Sometimes the need to take advantage of coaching moment or provide input is too great. One way to handle this is let the group know you are taking your facilitator hat off for a moment and acting as a coach or a participant to briefly add the input and then put your facilitator hat back on. This should be used sparingly and know that it will greatly affect your ability to be seen as neutral. However, it will at least signal to the participants your understanding that a facilitator should not be a participant. Clear boundaries are good.

A way to prevent frustration (and burn out) is to not be the one always facilitating the retrospective. Ask another scrum master to switch it up with you. Ask a team member if they want a turn. They might just surprise you.


  1. I second that completely.

    The best is to have someone completely neutral as a facilitator. Even as a scrum master facilitating a retrospective for your own team, you and the team have already created biases toward each other. Even if you try to act neutral you probably aren’t neutral.

    Also having different people facilitating retros is also a nice way to keep them fresh. Even if I personally vary the exercises as much as possible when facilitating all the retros end up looking like “me”. I can’t escape my own personality.

    Also making team members take turn is also another way to teach them to take responsibility and help the team grow to a totally self organizing state.

    The best scrum masters render themselves complete useless over time 🙂


  2. Hi Derek, as a project manager managing an Agile team, and a cross functional team member (analysis, testing), this is one reason I have always resisted doing full scrum – I just can’t see myself enjoying the scrum master role with guidelines like this. I believe I’m a valuable part of the team, and participate in all retrospectives as well as running them. If being a scrum master means not participating, it’s definitely not a role is ever like to fulfill (or be any good at). Do you see a lot of resistance from project managers moving to a scrum master role, and if so, do you notice any common traits among these PMs?

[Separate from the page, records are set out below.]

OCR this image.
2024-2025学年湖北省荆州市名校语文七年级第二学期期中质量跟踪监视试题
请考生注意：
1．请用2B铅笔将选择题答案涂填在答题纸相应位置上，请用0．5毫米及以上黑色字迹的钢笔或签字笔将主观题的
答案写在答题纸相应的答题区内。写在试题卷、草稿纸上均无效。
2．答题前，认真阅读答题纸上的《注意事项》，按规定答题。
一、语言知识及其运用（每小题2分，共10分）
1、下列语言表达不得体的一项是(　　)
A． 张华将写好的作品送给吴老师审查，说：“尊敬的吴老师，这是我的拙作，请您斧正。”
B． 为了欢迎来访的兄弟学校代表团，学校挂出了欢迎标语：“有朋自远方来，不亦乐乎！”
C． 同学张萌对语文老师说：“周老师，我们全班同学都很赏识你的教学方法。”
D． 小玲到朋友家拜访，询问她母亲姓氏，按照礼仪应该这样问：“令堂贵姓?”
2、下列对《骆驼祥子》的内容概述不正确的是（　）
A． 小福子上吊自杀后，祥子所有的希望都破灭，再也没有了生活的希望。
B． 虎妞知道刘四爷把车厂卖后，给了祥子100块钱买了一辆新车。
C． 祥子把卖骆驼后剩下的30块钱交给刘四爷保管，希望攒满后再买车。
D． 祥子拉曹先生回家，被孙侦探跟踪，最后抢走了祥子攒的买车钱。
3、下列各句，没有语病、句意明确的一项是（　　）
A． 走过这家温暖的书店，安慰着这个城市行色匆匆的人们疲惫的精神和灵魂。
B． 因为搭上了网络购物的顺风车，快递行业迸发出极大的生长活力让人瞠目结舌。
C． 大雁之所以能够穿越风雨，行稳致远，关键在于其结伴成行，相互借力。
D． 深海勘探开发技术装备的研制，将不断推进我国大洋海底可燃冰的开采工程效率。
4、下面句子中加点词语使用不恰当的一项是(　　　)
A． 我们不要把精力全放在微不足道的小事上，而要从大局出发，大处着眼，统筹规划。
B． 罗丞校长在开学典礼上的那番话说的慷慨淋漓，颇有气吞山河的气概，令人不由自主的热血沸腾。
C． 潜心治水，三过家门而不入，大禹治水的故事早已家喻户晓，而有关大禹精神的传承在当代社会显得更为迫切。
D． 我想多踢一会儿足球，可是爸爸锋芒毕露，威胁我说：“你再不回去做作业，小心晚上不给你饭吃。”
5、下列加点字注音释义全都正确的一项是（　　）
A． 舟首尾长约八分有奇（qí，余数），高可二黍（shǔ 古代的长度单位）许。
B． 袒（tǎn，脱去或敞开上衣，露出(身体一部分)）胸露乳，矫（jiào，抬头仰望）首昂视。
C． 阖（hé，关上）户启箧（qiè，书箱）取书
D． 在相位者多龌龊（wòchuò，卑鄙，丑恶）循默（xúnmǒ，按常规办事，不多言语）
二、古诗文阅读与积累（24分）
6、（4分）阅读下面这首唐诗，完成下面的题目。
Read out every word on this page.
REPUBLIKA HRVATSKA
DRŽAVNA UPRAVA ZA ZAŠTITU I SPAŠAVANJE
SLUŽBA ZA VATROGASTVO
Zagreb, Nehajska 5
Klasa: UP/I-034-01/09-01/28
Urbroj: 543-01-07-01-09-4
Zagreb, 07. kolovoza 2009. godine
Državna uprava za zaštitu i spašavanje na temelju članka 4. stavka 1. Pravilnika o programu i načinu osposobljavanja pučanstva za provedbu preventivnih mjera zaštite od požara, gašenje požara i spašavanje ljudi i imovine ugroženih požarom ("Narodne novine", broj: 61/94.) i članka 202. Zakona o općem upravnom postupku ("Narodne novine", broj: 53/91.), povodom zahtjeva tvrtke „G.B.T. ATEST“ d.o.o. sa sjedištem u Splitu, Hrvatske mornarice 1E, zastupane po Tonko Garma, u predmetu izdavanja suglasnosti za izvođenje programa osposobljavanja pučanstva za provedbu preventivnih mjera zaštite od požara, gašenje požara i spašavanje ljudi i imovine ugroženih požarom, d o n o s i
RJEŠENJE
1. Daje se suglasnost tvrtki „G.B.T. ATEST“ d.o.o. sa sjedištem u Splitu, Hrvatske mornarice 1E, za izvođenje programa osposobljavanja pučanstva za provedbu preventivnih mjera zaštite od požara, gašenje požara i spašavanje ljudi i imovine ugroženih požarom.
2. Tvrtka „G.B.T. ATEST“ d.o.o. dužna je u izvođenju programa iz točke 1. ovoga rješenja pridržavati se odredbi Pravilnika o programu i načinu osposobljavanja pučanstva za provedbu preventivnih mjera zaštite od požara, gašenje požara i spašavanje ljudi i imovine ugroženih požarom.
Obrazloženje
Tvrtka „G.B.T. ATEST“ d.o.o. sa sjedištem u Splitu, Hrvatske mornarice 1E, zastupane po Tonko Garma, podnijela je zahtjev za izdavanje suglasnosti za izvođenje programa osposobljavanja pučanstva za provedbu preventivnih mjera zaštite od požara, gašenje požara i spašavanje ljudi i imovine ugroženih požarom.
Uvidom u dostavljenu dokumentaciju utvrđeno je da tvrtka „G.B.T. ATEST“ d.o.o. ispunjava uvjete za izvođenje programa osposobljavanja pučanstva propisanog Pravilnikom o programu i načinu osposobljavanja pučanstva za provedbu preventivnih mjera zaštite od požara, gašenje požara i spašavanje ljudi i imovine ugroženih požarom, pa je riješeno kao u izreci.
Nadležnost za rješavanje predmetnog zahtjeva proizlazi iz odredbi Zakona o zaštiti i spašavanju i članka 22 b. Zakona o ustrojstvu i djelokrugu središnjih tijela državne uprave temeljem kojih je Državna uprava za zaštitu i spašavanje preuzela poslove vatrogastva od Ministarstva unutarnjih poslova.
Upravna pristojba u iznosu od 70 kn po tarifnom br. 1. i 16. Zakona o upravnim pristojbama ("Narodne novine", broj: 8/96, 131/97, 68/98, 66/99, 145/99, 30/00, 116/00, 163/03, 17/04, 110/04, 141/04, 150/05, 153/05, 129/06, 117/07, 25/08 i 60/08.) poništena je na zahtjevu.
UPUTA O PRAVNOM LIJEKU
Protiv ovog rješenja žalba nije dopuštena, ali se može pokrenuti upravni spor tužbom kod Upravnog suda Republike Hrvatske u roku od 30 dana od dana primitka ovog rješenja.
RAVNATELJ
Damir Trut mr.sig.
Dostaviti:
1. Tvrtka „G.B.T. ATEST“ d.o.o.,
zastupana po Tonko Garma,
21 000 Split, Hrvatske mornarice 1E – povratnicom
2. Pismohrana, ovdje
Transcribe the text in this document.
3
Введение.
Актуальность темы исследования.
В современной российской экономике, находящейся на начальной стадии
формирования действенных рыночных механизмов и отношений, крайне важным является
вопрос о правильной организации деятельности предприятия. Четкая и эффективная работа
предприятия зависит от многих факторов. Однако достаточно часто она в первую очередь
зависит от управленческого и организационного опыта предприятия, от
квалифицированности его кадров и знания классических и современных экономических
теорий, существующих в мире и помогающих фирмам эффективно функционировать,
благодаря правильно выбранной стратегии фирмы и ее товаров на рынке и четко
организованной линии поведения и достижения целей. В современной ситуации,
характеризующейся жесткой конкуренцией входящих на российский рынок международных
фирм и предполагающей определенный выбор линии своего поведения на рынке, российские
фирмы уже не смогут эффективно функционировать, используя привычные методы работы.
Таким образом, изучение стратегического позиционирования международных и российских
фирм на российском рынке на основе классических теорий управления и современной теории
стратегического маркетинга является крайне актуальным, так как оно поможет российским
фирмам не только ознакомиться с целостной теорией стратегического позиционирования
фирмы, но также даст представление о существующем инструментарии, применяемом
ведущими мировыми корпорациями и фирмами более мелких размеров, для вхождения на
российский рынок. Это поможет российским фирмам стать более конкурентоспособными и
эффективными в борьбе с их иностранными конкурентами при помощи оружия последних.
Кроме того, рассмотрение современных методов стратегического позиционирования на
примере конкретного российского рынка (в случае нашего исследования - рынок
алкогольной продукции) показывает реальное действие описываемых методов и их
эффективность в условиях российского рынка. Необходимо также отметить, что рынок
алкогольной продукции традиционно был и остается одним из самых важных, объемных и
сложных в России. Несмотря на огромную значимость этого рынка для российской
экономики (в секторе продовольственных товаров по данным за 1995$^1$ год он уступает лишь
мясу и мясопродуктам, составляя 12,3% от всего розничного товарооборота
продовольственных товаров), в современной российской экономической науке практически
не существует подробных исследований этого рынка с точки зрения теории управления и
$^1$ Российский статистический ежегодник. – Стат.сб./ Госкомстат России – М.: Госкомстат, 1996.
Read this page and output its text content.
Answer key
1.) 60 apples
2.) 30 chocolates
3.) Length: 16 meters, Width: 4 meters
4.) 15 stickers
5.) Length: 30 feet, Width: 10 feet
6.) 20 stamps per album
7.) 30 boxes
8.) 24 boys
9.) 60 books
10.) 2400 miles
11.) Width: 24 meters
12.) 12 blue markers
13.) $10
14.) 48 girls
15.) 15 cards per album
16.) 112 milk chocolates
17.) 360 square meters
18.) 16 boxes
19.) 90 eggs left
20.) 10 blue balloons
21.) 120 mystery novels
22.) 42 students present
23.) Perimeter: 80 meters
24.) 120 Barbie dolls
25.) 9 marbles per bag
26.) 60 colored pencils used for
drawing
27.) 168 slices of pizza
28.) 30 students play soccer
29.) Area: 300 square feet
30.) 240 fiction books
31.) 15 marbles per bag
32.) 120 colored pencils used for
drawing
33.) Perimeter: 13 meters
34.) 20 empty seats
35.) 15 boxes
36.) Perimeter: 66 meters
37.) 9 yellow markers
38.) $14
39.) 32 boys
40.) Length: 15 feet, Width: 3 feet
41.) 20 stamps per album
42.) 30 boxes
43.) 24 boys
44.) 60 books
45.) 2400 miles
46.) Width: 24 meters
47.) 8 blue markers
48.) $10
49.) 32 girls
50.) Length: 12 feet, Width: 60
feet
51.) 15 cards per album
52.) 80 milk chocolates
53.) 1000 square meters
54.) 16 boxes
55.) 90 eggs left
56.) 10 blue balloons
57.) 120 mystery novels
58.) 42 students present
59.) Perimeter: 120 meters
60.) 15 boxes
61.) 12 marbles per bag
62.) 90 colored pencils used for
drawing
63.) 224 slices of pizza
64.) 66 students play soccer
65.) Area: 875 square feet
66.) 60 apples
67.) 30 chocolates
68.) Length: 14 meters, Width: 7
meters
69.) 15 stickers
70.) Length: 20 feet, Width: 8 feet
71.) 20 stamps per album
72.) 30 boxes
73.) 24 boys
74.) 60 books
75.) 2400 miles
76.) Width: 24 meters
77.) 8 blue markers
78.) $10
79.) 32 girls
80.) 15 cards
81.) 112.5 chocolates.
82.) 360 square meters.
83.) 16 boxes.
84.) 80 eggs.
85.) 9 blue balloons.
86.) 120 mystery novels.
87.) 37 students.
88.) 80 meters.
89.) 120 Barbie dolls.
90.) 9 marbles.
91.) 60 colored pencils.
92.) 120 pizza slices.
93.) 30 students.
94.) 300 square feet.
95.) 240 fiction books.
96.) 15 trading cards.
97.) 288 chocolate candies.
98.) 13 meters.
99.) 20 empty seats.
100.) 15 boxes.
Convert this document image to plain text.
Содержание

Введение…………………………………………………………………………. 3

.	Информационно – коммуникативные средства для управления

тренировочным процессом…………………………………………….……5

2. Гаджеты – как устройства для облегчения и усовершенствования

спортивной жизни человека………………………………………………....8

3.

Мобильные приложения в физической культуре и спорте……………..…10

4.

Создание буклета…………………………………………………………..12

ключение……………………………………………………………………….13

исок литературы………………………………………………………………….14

Am I just stuck in my ways?! Thanks.

  3. Nothing says the Scrum Master has to run the retrospective. I am simply saying that it is impossible to be an effective facilitator and a participant. It is possible to have someone else facilitate. I do see a lot of PM’s struggling moving into the role. A common trait is relinquishing control and still requiring regular status update like behaviors (usually in standup). Doesn’t sound like you are stuck in your ways as much as you want your contribution on the team to matter. There is nothing wrong with that. I would just suggest rotating facilitator or getting someone outside the team to facilitate on occasion and see if has positive effects.